Patel is known to be close to the Prime Minister, having served on the board of a Gujarat government-run oil driller. He had been groomed for the top job having spent several years as Rajan's deputy at the RBI. Besides holding a doctorate degree in economics from Yale University, and years of experience with the Boston Consulting Group, the economist has worked with the International Monetary Fund and as president (business development) with Reliance Industries.
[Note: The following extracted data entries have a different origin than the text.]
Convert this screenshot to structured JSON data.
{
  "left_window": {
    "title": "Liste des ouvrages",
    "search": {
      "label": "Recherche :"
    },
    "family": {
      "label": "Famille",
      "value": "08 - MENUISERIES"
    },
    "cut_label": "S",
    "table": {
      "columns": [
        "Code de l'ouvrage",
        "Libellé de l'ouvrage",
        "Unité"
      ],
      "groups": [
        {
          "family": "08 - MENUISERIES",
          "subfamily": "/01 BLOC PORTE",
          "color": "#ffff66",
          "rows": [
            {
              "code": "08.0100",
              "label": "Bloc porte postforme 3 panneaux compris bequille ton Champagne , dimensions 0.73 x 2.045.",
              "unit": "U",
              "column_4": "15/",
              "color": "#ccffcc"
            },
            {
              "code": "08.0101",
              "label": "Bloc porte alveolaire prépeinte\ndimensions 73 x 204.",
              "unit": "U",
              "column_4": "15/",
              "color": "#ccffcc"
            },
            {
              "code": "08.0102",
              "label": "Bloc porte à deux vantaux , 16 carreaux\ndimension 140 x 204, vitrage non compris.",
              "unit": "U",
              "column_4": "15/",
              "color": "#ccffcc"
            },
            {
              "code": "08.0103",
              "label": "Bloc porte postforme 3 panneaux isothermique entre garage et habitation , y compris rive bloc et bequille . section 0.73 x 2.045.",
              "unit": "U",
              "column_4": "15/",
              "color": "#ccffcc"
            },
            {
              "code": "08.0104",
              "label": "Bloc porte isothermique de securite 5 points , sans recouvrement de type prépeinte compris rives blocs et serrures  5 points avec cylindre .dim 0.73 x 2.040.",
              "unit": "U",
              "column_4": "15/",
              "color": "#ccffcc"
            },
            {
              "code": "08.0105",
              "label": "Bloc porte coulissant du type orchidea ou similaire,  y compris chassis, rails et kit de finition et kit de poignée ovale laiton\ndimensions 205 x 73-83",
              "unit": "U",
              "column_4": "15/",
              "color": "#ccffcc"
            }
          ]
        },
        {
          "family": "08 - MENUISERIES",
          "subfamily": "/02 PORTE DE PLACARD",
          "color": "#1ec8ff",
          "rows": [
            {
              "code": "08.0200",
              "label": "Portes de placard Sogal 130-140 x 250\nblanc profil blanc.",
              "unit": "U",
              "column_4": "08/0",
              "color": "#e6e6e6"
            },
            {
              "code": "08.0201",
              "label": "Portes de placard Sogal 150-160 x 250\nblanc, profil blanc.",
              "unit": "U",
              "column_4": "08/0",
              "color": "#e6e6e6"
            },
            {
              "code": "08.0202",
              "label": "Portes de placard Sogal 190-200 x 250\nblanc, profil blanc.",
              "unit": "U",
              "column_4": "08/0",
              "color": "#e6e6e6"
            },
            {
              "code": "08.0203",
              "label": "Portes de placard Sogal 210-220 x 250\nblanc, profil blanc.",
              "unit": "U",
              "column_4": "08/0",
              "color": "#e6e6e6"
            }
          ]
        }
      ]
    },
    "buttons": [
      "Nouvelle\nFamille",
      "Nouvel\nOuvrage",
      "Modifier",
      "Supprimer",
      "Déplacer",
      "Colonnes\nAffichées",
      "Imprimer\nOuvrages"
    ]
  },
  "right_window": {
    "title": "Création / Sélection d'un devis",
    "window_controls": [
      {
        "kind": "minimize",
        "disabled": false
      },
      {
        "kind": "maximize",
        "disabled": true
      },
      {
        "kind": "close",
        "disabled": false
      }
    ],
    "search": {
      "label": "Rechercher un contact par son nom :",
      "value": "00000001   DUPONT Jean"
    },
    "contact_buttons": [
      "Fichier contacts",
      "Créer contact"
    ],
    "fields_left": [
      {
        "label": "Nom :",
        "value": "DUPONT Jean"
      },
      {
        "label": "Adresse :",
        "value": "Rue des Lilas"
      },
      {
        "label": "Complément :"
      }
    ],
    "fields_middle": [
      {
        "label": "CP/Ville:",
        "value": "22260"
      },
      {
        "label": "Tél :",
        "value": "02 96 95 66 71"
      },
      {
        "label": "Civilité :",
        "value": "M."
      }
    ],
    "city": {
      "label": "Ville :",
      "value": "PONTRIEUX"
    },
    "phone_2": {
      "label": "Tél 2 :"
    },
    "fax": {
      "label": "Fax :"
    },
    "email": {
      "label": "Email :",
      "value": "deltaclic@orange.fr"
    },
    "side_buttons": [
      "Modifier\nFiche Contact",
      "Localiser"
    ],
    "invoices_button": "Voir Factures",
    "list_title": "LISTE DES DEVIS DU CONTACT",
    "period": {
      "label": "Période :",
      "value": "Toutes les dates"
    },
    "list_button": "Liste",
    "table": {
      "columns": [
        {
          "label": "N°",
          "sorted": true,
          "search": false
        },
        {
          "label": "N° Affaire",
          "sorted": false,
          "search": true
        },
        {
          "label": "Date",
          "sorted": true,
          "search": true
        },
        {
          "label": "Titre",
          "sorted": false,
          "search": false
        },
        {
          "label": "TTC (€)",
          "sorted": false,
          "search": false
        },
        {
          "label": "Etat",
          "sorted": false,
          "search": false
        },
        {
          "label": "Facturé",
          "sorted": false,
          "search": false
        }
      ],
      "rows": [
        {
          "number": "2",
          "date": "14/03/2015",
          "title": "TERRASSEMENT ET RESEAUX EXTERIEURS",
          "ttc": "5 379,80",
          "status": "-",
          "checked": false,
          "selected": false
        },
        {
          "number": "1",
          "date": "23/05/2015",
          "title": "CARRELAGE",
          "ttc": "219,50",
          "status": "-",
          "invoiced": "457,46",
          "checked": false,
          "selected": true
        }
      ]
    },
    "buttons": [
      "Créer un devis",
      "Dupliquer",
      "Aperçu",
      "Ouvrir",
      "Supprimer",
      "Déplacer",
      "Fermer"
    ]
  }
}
However, within months of joining the top job, and weeks of the announcement of the demonetisation decision, bank officers throughout the country through their associations have demanded his resignation and held demonstrations outside the RBI. Usha Thorat, a respected former RBI deputy governor, has gone to the unprecedented extent of criticising the RBI's role in the demonetisation crisis by writing: "There have been times when the Old Lady of Mint Street was criticised for being too conservative and cautious - for not being able to keep up with innovation and markets - never has she been accused of not knowing her job. Never has she been the butt of as many jokes as in the last few days."
RBI officers say that while Rajan had fought pressures to go in for a demonetisation, contending that it would have little impact on black money and could be devastating for the economy, Patel took just days to agree with Modi's scheme to scrap all Rs 500 and Rs 1,000 notes without even taking stock of how long it would take to print fresh currency to replace the banned notes.
"Never in its history of 80 years has the RBI had to bear the ignominy of not being able give banks cash when asked for," said a top RBI official. Till the mid-1960s, the RBI used to print and supply currency for circulation not only for the whole of India but also for nations in the Gulf and was considered one of Asia's best currency managers.
Patel has maintained a sphinx-like silence amid grim forecasts of an economic meltdown this year. Banks have been grappling with a tidal wave of deposits for which there are no borrowers. This leaves bank chieftains with the headache of forking out interest on deposits that they cannot immediately profitably deploy. The government's decision to float market-stabilisation bonds has helped a bit. But it is still not clear whether the problem has been fully mitigated.
The RBI under Patel has also become uncharacteristically intolerant to criticism. Stanley Pingal, correspondent for The Economist, who had criticised the RBI governor, was barred from the central bank's bi-monthly media conference earlier this month. Modi has picked a person to head the RBI who matches his persona by preferring to keep his counsel but won't brook withering comment.